Et la peste noire changea le monde
L’épidémie de peste survenue au Moyen Âge et ses répercussions invitent à la comparaison avec le coronavirus. Retraçant de manière fascinante les événements liés à la «peste noire», l’historien Volker Reinhardt met toutefois en garde contre ce genre de rapprochement.
Il y eut la grippe espagnole de 1918, mais surtout la «peste noire». Sévissant de 1347 à 1353 dans presque toute l’Europe, cette terrible maladie réapparut régulièrement par la suite. Retraçant ces événements, l’historien fribourgeois Volker Reinhardt laisse déjà transparaître le cœur de son sujet dans le titre de son ouvrage Die Macht der Seuche (Le pouvoir de l’épidémie): comment la peste a-t-elle changé le monde d’autrefois? Peut-on faire des parallèles avec la pandémie de coronavirus? Dès l’introduction de son livre, qui se lit très bien, il prévient cependant les lecteurs: il ne faut pas avoir d’attentes démesurées, la comparaison a ses aléas.
Progrès monumental en médecine
En fait, Yersinia pestis a 20 000 ans. Comme le coronavirus, le pathogène trouve probablement son origine en Chine (occidentale). Les écrits locaux attestent de sa propagation le long de la route de la soie, mais au rythme nettement plus lent d’autrefois. Depuis la Crimée et Constantinople (aujourd’hui Istanbul), où les Génois avaient des comptoirs, les marchands voguaient en direction de ports et de centres commerciaux de Sicile ou d’ailleurs. L’épidémie se répandit alors peu à peu en Europe centrale et en Europe du Nord, empruntant les routes commerciales et les fleuves navigables. En Suisse, Genève et Bâle étaient les principales «portes d’entrée».
Profonds bouleversements sociaux
La peste bouleversa les structures sociales existantes. D’abord, parce qu’elle décima la population. Même si les estimations sont loin de converger, on pense qu’au moins un quart des Européens moururent et, contrairement au coronavirus, toutes les classes d’âge furent touchées. Au Moyen Âge aussi, les plus défavorisés furent davantage affectés, déjà affaiblis par la famine et vivant dans la promiscuité. Ils ne pouvaient pas se réfugier sur leurs terres à la campagne, comme le fait la jeunesse dorée florentine du Décaméron de Boccace, le célèbre roman qui a la peste pour cadre.
L’effondrement de la population eut des répercussions économiques et politiques considérables. Le manque d’ouvriers, notamment dans l’industrie textile florissante, mais aussi dans le secteur de l’agriculture après les années de peste, permit aux travailleurs de réclamer un meilleur salaire et d’obtenir plus de droits. Cette situation connut son paroxysme pendant les révoltes paysannes du début du XVIe siècle.
Politique et religion mises à l’épreuve
Gros plan sur les foyers et les points de crise
Il commence par déterminer leur portée, en montrant que même les récits apparemment factuels obéissent souvent à un certain intérêt narratif. Il rappelle par exemple qu’il faut lire avec une certaine circonspection Le Décaméron, le roman cité plus haut de Giovanni Boccace et qui offre une représentation spectaculaire de la peste à Florence.

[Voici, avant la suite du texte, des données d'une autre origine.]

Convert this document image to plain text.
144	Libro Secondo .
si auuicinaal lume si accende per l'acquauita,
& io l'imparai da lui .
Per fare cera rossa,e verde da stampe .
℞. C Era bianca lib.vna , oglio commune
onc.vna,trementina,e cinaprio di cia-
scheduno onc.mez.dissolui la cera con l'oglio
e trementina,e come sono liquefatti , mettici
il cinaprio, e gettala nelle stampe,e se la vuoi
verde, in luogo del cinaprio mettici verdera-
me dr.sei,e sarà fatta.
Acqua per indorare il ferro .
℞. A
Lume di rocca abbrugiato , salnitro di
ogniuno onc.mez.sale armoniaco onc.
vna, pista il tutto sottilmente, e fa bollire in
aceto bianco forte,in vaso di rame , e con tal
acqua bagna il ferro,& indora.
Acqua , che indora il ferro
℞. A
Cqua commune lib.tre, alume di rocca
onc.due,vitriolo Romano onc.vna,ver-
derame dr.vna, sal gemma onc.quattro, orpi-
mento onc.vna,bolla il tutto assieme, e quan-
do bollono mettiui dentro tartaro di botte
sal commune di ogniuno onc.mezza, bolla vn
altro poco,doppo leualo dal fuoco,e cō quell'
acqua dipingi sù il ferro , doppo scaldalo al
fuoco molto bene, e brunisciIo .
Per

Il faut savoir que Boccace ne se trouvait pas à Florence au moment où la peste s’y est déclarée et que sa description ressemble étonnamment au récit que Thucydide, auteur antique, fait de la guerre du Péloponnèse. Dès lors, chez Boccace, comme dans d’autres rapports souvent cités en provenance de Florence, la peste sert de folie pour fournir des explications morales sur la nature de l’homme. Nombre d’amalgames similaires, mêlant idéologie, faits et fictions, accompagnent le coronavirus, même si le phénomène se cantonne surtout, pour l’instant, à divers forums Internet. Il faut également noter que les rapports vraiment représentatifs de la peste n’ont été rédigés que plusieurs années plus tard.
Schéma de réponse à l’épidémie
Somme toute, l’historien constate que la peste n’a apporté «aucune idée ni aucun comportement résolument nouveaux». Elle a plutôt servi de catalyseur «en consolidant et en renforçant des convictions, des attitudes et des tendances longtemps présentes avant les bouleversements engendrés». Est-ce que cela sera pour avec le coronavirus? Nous sommes en mesure de l’observer par nous-mêmes. En revanche, seuls les historiens de demain pourront livrer une analyse avec plus de recul, comme le fait Reinhardt pour la peste.
Die Macht der Seuche – Wie die Grosse Pest die Welt veränderte – 1347-1353

Volker Reinhardt, édition C.H. Beck, Munich 2021.
256 pages avec 25 illustrations et une carte. Actuellement disponible en allemand.
256 pages avec 25 illustrations et une carte. Actuellement disponible en allemand.